The very worst film I saw in 2016 (and also from 2016) is a no-brainer, in more one ways than one: Kevin Smith’s Yoga Hosers. Other films I saw last year that fall squarely into the crap camp include: Nine Lives; The Night Before; Once I Was a Beehive; The Brothers Grimsby; and Sisters.

It’s a shame I don’t have time to go into further detail about movies. I actually kept slightly better notes on movies in 2016, and I tracked how my critiques compared to the aggregate scores found on Metacritic and IMDb. In theory, then, I have much more that I could say. Even so, I’ll keep my final comments brief.

The most overrated film I saw in 2016 was the 2012 documentary Room 237. I thought the film was rather bad, but it has a Metacritic score of 80, meaning the average movie critic rated it the equivalent of 80 out of 100 points. According to the critics, then, it’s essentially a ***½ movie. Wrong. The documentary showcases what are basically conspiracy theories surrounding Stanley Kubrick’s cinematic masterpiece The Shining. Unfortunately, the interpretations offered by those within the film are not compelling enough to make their lunacy entertaining.

Deadpool was the most underrated movie I saw in 2016, according to my own scores, but since I’ve mentioned that film already, I’ll instead mention the 2015 thriller No Escape. No Escape stars Owen Wilson, which may explain the film’s rather poor Metascore of 38—essentially *½. Wilson isn’t the type of actor you’d expect to see in a high-intensity thriller, much less as the lead character: a man whose vacationing family finds themselves in the midst of a violent overseas rebellion in which Americans quickly become targets. I myself was quite leery, but found the film sufficiently gripping. I thought it was good. Not great, but definitely good.

The end.

Friday, January 27, 2017

BOO!

It’s me! I’m still here! It’s not over yet, folks!

That’s what I’d say to the readers of this blog, if I had any. As it is, I suppose I’m just talking to myself. That’s fine.

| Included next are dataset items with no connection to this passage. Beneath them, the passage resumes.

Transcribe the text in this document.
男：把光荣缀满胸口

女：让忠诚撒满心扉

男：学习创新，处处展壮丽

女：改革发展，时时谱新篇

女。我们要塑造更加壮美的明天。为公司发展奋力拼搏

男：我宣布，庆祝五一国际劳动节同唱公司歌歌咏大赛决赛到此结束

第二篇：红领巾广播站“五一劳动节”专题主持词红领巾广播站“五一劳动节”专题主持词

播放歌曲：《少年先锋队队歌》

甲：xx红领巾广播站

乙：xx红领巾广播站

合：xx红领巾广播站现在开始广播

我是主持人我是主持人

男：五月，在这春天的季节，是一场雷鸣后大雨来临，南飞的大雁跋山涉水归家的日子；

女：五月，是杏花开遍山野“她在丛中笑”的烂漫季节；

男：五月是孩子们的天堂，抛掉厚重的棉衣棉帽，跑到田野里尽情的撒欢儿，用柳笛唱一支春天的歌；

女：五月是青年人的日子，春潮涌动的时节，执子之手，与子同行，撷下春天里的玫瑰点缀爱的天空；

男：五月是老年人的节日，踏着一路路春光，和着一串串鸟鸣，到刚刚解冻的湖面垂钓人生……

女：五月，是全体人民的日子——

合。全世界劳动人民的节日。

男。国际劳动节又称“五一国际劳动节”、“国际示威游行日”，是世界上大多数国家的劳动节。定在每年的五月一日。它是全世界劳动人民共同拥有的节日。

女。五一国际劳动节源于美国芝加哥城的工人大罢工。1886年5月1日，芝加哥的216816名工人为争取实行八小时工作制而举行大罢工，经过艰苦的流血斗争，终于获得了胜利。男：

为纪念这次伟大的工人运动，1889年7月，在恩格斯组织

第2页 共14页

I’m coming up on the one-year anniversary of getting my first real job since leaving grad school. I guess I needed a one-year sabbatical, because lately I’ve been itching to reclaim many aspects of my life that I feel like I lost when I got a job. I just looked back on my 2016 blog entries, which are few, and apparently I never wrote about these feelings publicly. I did write about them in my private journal, however. While many great things came from my being employed, I also felt like a big part of me was lost. So many things that had defined me, aspects of my life and personality that I felt were being richly developed, things that were exhilarating and meaningful to me, quickly fell to the wayside. I just didn’t have time for them, and because I was so busy and preoccupied with other things, I hardly cared that those major parts of my life and personality had seemingly vanished. The one exception was music, which I made a greater priority in 2016 than it had been in years, possibly decades. I started taking guitar lessons again, and it has been a wonderfully fruitful endeavor. I’m loving it. But other things were lost, some more gradually than others, and I am only now starting to yearn for them again. Case in point, I read one book in 2016. One. A single book! I used to read between 40 and 50 books per year, and in 2016 I read one. Insanity! Well, now I really want to read again. I’m actually craving it, and I’m actually halfway through a book already. (Hugely impressive, isn’t it?) I also feel a strong desire to rekindle my spiritual life, which has been severely lacking over the last several months. And yes, I have a renewed interest in writing. Hence, this blog post.

It’s always temping after a long break in writing to try to sum up everything that’s happened between the previous entry and today. That ain’t going to happen. I’m stopping here. But there will be more to come. I truly believe this. We’ll see if I’m right.